Prostate cancer is the fourth most common malignancy in males worldwide. Bone metastases are highly prevalent in patients with advanced metastatic prostate cancer. Bone metastases occur in up to 84% of patients with metastatic prostate cancer and frequently represent the only site of metastatic disease.
Evaluation of tumor response in patients with bone only metastatic disease relies solely on decrease in prostate-specific antigen (PSA) level, which has not been proven to be a surrogate for improved survival. There is an urgent unmet need to identify, develop, and validate noninvasive response biomarkers for bone metastases in prostate cancer.
The aim of this study is to determine the usefulness of DWI for the assessment of response of bone metastases to hormonal treatment in patients with advanced metastatic prostate cancer.
This study was conducted on 10 patients with prostate cancer and bone metastasis referred to the radio-diagnosis department of Alexandria university hospitals.
The pre-treatment range of ADC for all our patients lesions was (0.19 - 0.93) and the pretreatment mean ADC for all the studied patients lesions was (0.62 ±0.11) in relation to the mean pre-treatment PSA level (313.31± 461.10).
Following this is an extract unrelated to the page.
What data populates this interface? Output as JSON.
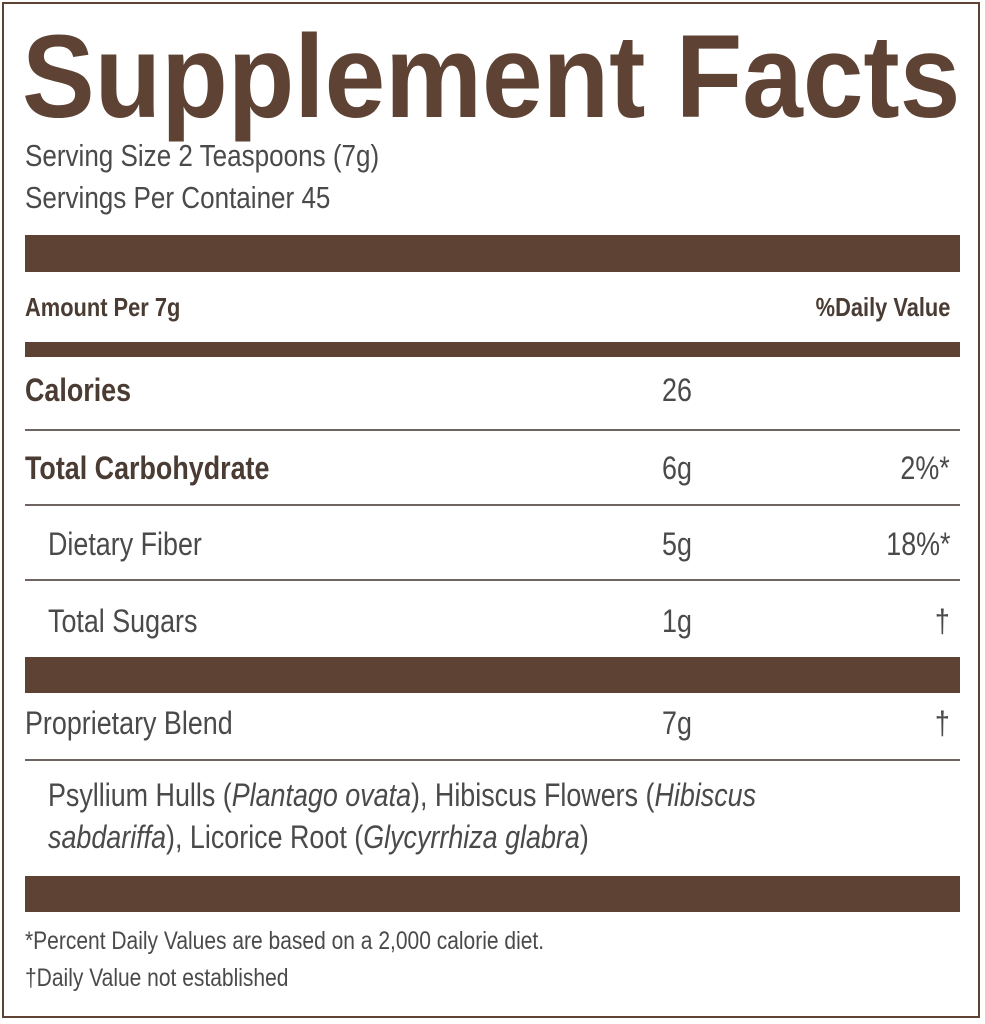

In the pre-treatment MRI examination, all the examined osseous deposits in all patients showed diffusion restriction (< 1x10-3mm2/sec). All the patients also had high PSA levels.
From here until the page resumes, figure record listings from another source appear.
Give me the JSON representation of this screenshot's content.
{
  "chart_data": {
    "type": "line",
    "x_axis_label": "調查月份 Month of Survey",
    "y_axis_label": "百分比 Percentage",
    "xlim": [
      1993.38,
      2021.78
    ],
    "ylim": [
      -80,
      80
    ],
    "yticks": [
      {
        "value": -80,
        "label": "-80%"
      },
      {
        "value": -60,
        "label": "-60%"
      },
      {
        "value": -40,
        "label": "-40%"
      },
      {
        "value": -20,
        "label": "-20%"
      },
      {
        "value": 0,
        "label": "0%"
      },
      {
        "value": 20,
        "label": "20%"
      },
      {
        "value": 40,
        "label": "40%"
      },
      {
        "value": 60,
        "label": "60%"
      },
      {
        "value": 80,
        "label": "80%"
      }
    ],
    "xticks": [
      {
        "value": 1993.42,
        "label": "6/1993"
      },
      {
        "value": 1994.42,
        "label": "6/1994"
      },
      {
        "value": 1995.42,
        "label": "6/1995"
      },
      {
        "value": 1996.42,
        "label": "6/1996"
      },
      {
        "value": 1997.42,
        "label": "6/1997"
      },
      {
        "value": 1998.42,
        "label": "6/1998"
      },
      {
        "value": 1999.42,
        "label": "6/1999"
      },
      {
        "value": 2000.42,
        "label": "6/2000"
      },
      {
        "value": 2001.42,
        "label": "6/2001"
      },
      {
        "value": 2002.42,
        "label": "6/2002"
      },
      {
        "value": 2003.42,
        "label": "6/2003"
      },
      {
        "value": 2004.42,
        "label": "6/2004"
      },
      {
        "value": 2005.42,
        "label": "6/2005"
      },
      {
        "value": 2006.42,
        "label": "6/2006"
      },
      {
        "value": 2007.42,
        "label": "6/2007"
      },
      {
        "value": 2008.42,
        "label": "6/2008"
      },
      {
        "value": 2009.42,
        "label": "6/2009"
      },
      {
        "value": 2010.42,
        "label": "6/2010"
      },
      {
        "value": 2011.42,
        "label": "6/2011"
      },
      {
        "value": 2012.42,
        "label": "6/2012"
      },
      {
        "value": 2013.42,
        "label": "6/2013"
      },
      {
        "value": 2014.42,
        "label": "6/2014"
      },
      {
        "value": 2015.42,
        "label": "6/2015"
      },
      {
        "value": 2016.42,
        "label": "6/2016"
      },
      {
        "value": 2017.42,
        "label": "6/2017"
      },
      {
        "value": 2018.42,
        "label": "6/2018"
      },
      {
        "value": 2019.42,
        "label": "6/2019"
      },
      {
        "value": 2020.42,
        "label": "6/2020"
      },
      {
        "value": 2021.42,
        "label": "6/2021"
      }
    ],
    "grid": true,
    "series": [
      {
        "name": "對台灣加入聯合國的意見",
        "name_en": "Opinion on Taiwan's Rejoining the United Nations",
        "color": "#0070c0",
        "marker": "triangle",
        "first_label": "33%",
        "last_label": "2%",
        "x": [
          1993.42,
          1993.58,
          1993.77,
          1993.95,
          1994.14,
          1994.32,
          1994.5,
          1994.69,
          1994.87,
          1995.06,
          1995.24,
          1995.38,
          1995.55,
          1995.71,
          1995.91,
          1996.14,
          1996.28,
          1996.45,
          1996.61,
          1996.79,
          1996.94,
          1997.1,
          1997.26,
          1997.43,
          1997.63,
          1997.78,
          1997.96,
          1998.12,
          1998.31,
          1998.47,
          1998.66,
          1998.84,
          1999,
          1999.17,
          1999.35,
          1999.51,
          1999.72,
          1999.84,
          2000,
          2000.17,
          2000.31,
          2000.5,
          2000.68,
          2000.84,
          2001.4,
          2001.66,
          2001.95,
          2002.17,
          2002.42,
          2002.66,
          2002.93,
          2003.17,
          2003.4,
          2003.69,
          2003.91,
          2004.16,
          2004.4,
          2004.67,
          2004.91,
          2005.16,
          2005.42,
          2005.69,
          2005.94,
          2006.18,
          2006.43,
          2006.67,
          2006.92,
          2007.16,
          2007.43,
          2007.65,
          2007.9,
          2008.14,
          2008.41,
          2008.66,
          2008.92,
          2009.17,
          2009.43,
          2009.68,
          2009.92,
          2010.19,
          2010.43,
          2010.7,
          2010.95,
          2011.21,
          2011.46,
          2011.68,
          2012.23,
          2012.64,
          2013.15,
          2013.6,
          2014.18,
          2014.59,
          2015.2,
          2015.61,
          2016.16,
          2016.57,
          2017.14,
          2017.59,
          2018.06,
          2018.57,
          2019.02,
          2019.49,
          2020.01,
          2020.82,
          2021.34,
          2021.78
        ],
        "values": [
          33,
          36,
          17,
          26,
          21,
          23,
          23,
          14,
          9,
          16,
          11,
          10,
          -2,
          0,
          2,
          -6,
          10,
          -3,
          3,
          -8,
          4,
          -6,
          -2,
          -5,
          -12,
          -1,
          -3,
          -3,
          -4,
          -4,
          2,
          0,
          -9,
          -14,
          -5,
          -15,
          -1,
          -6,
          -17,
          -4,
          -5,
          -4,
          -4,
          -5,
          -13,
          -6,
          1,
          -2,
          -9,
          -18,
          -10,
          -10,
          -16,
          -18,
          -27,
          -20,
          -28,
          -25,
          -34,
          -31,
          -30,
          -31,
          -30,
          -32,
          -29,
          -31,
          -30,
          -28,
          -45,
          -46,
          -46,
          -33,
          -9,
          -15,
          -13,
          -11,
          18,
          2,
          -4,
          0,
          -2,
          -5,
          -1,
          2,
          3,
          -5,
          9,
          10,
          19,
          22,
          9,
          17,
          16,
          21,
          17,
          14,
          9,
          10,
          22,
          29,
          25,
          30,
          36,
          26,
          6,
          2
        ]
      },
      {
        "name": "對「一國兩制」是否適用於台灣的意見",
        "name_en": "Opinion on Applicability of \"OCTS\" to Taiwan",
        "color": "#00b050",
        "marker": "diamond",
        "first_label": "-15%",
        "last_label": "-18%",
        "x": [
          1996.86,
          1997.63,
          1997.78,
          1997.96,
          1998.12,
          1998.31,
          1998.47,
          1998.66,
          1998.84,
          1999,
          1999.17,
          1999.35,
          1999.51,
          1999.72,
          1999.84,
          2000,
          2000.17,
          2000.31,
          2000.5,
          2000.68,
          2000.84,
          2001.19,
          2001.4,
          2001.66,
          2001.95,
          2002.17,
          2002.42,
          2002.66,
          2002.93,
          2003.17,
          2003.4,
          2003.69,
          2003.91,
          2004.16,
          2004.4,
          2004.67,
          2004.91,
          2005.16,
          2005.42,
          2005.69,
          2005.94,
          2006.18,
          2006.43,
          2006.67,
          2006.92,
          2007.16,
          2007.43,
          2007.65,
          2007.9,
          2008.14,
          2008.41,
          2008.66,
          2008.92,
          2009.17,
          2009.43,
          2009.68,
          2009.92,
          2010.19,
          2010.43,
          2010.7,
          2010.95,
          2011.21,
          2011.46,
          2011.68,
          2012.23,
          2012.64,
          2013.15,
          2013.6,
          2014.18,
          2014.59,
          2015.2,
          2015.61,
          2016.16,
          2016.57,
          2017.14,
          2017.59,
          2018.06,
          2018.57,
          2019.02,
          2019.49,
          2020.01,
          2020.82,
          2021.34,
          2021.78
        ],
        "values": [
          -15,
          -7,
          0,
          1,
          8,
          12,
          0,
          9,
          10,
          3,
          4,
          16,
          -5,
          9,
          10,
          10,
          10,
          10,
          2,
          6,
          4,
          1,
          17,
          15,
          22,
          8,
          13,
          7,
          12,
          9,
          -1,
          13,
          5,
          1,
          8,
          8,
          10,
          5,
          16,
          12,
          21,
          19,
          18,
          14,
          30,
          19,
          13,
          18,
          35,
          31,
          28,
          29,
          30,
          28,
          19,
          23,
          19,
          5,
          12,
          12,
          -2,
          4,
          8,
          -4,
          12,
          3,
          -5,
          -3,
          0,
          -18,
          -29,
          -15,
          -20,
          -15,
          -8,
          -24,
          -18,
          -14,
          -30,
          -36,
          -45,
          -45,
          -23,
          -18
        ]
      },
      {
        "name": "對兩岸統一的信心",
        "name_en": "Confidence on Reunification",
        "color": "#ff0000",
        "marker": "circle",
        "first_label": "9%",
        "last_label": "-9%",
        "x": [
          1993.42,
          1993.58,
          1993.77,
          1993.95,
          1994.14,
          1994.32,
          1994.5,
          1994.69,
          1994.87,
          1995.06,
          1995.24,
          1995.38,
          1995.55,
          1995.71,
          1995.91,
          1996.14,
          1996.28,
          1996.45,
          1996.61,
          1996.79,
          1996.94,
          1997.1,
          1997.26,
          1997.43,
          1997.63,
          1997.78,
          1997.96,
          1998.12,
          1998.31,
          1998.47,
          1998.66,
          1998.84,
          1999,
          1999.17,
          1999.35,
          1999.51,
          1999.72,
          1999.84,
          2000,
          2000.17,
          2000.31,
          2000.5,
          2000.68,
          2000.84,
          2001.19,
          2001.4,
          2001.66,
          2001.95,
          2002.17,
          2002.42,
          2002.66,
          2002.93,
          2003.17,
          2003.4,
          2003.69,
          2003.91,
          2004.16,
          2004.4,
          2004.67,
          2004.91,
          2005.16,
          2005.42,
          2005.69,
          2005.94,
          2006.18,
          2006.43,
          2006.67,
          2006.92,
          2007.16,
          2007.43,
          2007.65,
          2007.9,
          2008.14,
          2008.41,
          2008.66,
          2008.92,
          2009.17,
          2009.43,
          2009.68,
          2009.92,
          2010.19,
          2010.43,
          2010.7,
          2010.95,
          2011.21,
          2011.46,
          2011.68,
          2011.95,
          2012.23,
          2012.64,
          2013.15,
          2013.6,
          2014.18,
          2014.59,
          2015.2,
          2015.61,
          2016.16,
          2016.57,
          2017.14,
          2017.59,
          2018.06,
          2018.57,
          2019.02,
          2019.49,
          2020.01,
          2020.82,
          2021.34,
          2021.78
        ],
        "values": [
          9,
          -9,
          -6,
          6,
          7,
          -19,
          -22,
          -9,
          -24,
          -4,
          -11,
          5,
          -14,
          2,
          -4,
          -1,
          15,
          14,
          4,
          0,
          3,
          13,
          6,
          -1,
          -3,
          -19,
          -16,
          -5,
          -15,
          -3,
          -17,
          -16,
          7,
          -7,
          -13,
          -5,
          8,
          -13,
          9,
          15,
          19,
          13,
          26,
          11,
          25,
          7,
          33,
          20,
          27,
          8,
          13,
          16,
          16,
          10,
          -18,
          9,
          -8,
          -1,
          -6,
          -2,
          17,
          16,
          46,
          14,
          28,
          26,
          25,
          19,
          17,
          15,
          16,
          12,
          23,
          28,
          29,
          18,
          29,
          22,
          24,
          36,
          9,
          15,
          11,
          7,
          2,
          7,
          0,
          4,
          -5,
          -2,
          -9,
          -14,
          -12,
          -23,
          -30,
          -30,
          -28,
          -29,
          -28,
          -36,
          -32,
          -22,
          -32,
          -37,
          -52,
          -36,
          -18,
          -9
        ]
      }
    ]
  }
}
The post-treatment range of ADC for all our patients studied bony lesions was (0.55 - 1.6) and the post treatment mean ADC for all the studied patients lesions was (1.18±0.28) in relation to the mean post-treatment PSA level (25.47 ± 48.57).
Eight out of the ten patients included in our study showed increase in the mean ADC values (>1x10-3mm2/sec) and a parallel decline in the PSA levels after 12 weeks of the start of the hormonal treatment.
The other two patients showed that their bony metastatic lesions still have low mean ADC value (< 1x10-3mm2/sec) and high PSA levels.
The Pearson correlation coefficient was calculated across times to delineate the relationship between serum PSA level and the averaged mean ADC in each patient. For this purpose, the averaged mean ADC was calculated as a weighted mean according to each patient. Correlation showed a significant negative relationship between PSA values and mean ADCs per patient.
The results in this study revealed that the ADC range can be used in detecting the response of bone metastatic lesions in patients of prostate cancer.